Он остался непобежденным смертью, потому что сам решился уйти с достоинством. И снова явил свое честное, мужественное, доброе сердце: приехал проститься.

Я благодарен тебе, Юра, за это прощание и прощение. Прости и ты меня.

Как странно и мудро устроена жизнь. Вспоминая дорогого мне Юрия Никулина, подумал о маме. В свой срок наступило время, когда она говорила, что делать ей на земле нечего, жить стало неинтересно и пора закончиться ее жизненному пути. Когда старший брат ушел из жизни, моя мама перенесла это горе и, как она считала, получила задачу от Всевышнего, от природы: воспитать внука.

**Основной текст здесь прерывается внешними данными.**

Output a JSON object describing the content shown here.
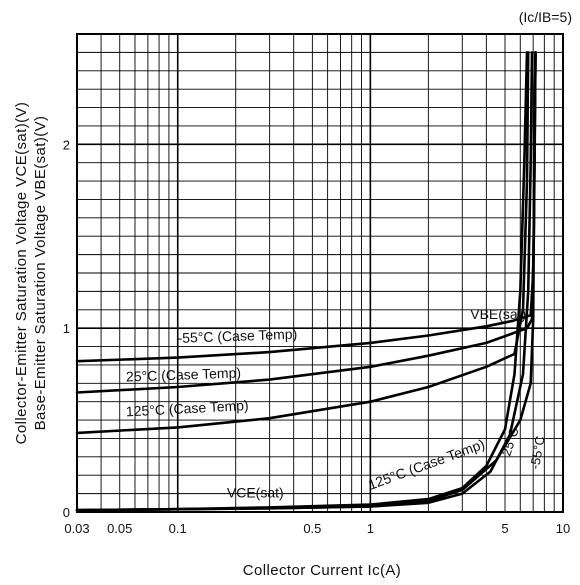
{
  "chart_data": {
    "type": "line",
    "x_scale": "log",
    "xlim": [
      0.03,
      10
    ],
    "ylim": [
      0,
      2.6
    ],
    "xlabel": "Collector Current Ic(A)",
    "ylabel_lines": [
      "Collector-Emitter Saturation Voltage VCE(sat)(V)",
      "Base-Emitter Saturation Voltage VBE(sat)(V)"
    ],
    "condition_note": "(Ic/IB=5)",
    "x_ticks": [
      {
        "value": 0.03,
        "label": "0.03"
      },
      {
        "value": 0.05,
        "label": "0.05"
      },
      {
        "value": 0.1,
        "label": "0.1"
      },
      {
        "value": 0.5,
        "label": "0.5"
      },
      {
        "value": 1,
        "label": "1"
      },
      {
        "value": 5,
        "label": "5"
      },
      {
        "value": 10,
        "label": "10"
      }
    ],
    "y_ticks": [
      {
        "value": 0,
        "label": "0"
      },
      {
        "value": 1,
        "label": "1"
      },
      {
        "value": 2,
        "label": "2"
      }
    ],
    "grid": true,
    "series": [
      {
        "name": "-55°C (Case Temp)",
        "group": "VBE(sat)",
        "x": [
          0.03,
          0.1,
          0.3,
          1,
          2,
          4,
          5.5,
          6.8,
          7.0,
          7.1,
          7.15,
          7.2
        ],
        "y": [
          0.82,
          0.84,
          0.87,
          0.92,
          0.96,
          1.01,
          1.04,
          1.07,
          1.3,
          1.8,
          2.2,
          2.5
        ]
      },
      {
        "name": "25°C (Case Temp)",
        "group": "VBE(sat)",
        "x": [
          0.03,
          0.1,
          0.3,
          1,
          2,
          4,
          6.5,
          6.9,
          7.05,
          7.15,
          7.2
        ],
        "y": [
          0.65,
          0.68,
          0.72,
          0.79,
          0.85,
          0.92,
          1.0,
          1.05,
          1.5,
          2.1,
          2.5
        ]
      },
      {
        "name": "125°C (Case Temp)",
        "group": "VBE(sat)",
        "x": [
          0.03,
          0.1,
          0.3,
          1,
          2,
          4,
          5.6,
          6.2,
          6.5,
          6.6
        ],
        "y": [
          0.43,
          0.46,
          0.51,
          0.6,
          0.68,
          0.79,
          0.86,
          1.1,
          1.8,
          2.5
        ]
      },
      {
        "name": "-55°C",
        "group": "VCE(sat)",
        "x": [
          0.03,
          0.1,
          0.3,
          1,
          2,
          3,
          4.5,
          6,
          6.8,
          7.0,
          7.1,
          7.2
        ],
        "y": [
          0.01,
          0.015,
          0.02,
          0.03,
          0.06,
          0.12,
          0.28,
          0.5,
          0.7,
          1.05,
          1.9,
          2.5
        ]
      },
      {
        "name": "25°C",
        "group": "VCE(sat)",
        "x": [
          0.03,
          0.1,
          0.3,
          1,
          2,
          3,
          4.2,
          5.3,
          6.2,
          6.6,
          6.8,
          6.9
        ],
        "y": [
          0.01,
          0.015,
          0.02,
          0.03,
          0.05,
          0.1,
          0.22,
          0.42,
          0.75,
          1.2,
          1.9,
          2.5
        ]
      },
      {
        "name": "125°C (Case Temp)",
        "group": "VCE(sat)",
        "x": [
          0.03,
          0.1,
          0.3,
          1,
          2,
          3,
          4,
          5,
          5.6,
          6.0,
          6.3,
          6.5
        ],
        "y": [
          0.01,
          0.015,
          0.025,
          0.04,
          0.07,
          0.13,
          0.25,
          0.45,
          0.75,
          1.2,
          1.9,
          2.5
        ]
      }
    ],
    "annotations": [
      {
        "text": "VBE(sat)"
      },
      {
        "text": "VCE(sat)"
      }
    ]
  }
}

Потом ушла из жизни моя жена. Трагически, болела долго, страдала. Остался тринадцатилетний наш сын. У меня была круглосуточная работа, сверхнапряженная, времени катастрофически не хватало, и моя мама — его бабушка — снова увидела необходимость жить.

И потом, когда он вырос, она приехала, расцеловала своих внучек и сказала:

— У вас, у моих детей, все нормально. Теперь я свободна.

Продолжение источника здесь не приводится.